Archibong captained the 2002–03 team with Andy Toole, leading Penn to a 22–6 record (including a 14–0 Ivy League mark) and advancing to the NCAA Tournament for the second year in a row. He ended his Penn career with 1,131 points, 504 rebounds, 110 assists, 76 steals and 59 blocked shots while making 99 starts. He was a two-time All-Ivy and Academic All-Ivy League selection.

==Professional basketball career==
After a few pre-draft workouts with the Phoenix Suns, he went undrafted in the 2003 NBA draft. He went on to become part of the Suns' Summer League team in the 2003 Reebok Rocky Mountain Revue in Salt Lake City.

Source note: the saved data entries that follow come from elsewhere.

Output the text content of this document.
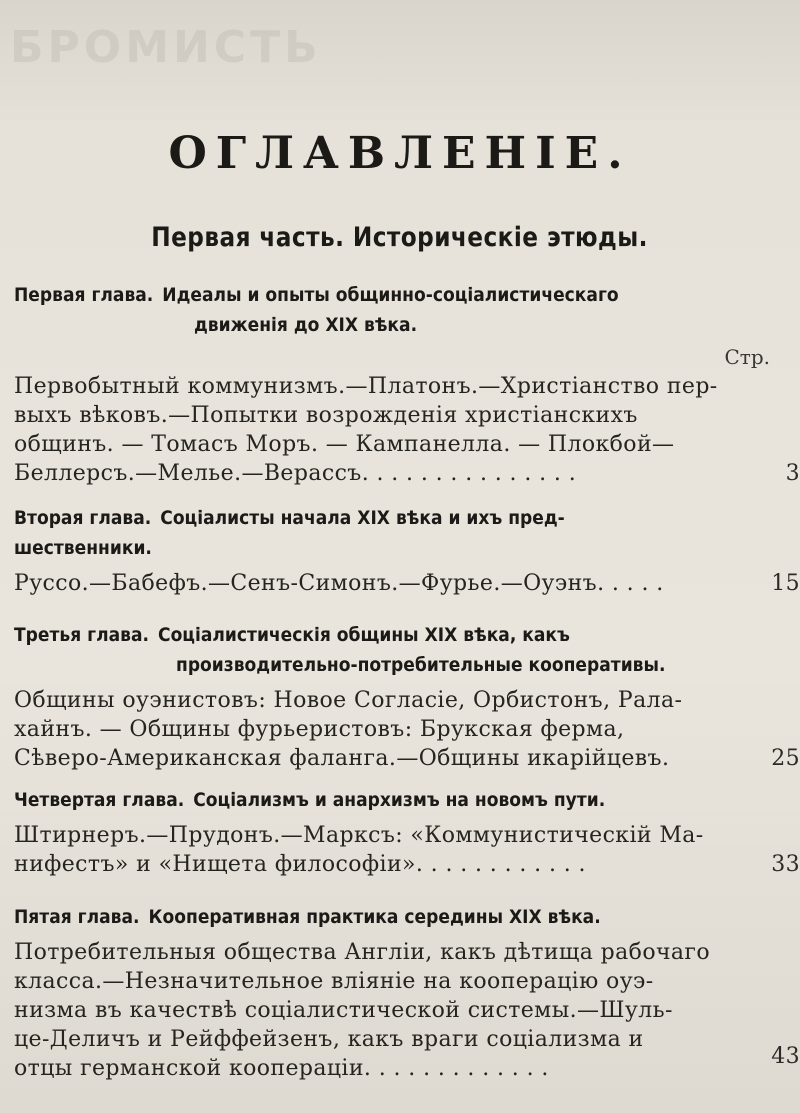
БРОМИСТЬ
ОГЛАВЛЕНІЕ.
Первая часть. Историческіе этюды.
Стр.
Первая глава. Идеалы и опыты общинно-соціалистическаго
движенія до XIX вѣка.
Первобытный коммунизмъ.—Платонъ.—Христіанство пер-
выхъ вѣковъ.—Попытки возрожденія христіанскихъ
общинъ. — Томасъ Моръ. — Кампанелла. — Плокбой—
Беллерсъ.—Мелье.—Верассъ. . . . . . . . . . . . . . .	3
Вторая глава. Соціалисты начала XIX вѣка и ихъ пред-
шественники.
Руссо.—Бабефъ.—Сенъ-Симонъ.—Фурье.—Оуэнъ. . . . .	15
Третья глава. Соціалистическія общины XIX вѣка, какъ
производительно-потребительные кооперативы.
Общины оуэнистовъ: Новое Согласіе, Орбистонъ, Рала-
хайнъ. — Общины фурьеристовъ: Брукская ферма,
Сѣверо-Американская фаланга.—Общины икарійцевъ.	25
Четвертая глава. Соціализмъ и анархизмъ на новомъ пути.
Штирнеръ.—Прудонъ.—Марксъ: «Коммунистическій Ма-
нифестъ» и «Нищета философіи». . . . . . . . . . . .	33
Пятая глава. Кооперативная практика середины XIX вѣка.
Потребительныя общества Англіи, какъ дѣтища рабочаго
класса.—Незначительное вліяніе на кооперацію оуэ-
низма въ качествѣ соціалистической системы.—Шуль-
це-Деличъ и Рейффейзенъ, какъ враги соціализма и
отцы германской коопераціи. . . . . . . . . . . . .	43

He later made to the training camp of the Los Angeles Lakers in 2003.

Archibong played professional basketball in France, Germany, and Poland. In 2005, he won the German League championship with GHP Bamberg. He played in the EuroLeague with the clubs Pau-Orthez, Brose Baskets, and Prokom Sopot.

==Nigerian national team==
Archibong played with the senior men's Nigerian national basketball team. He competed at the 2012 Summer Olympics.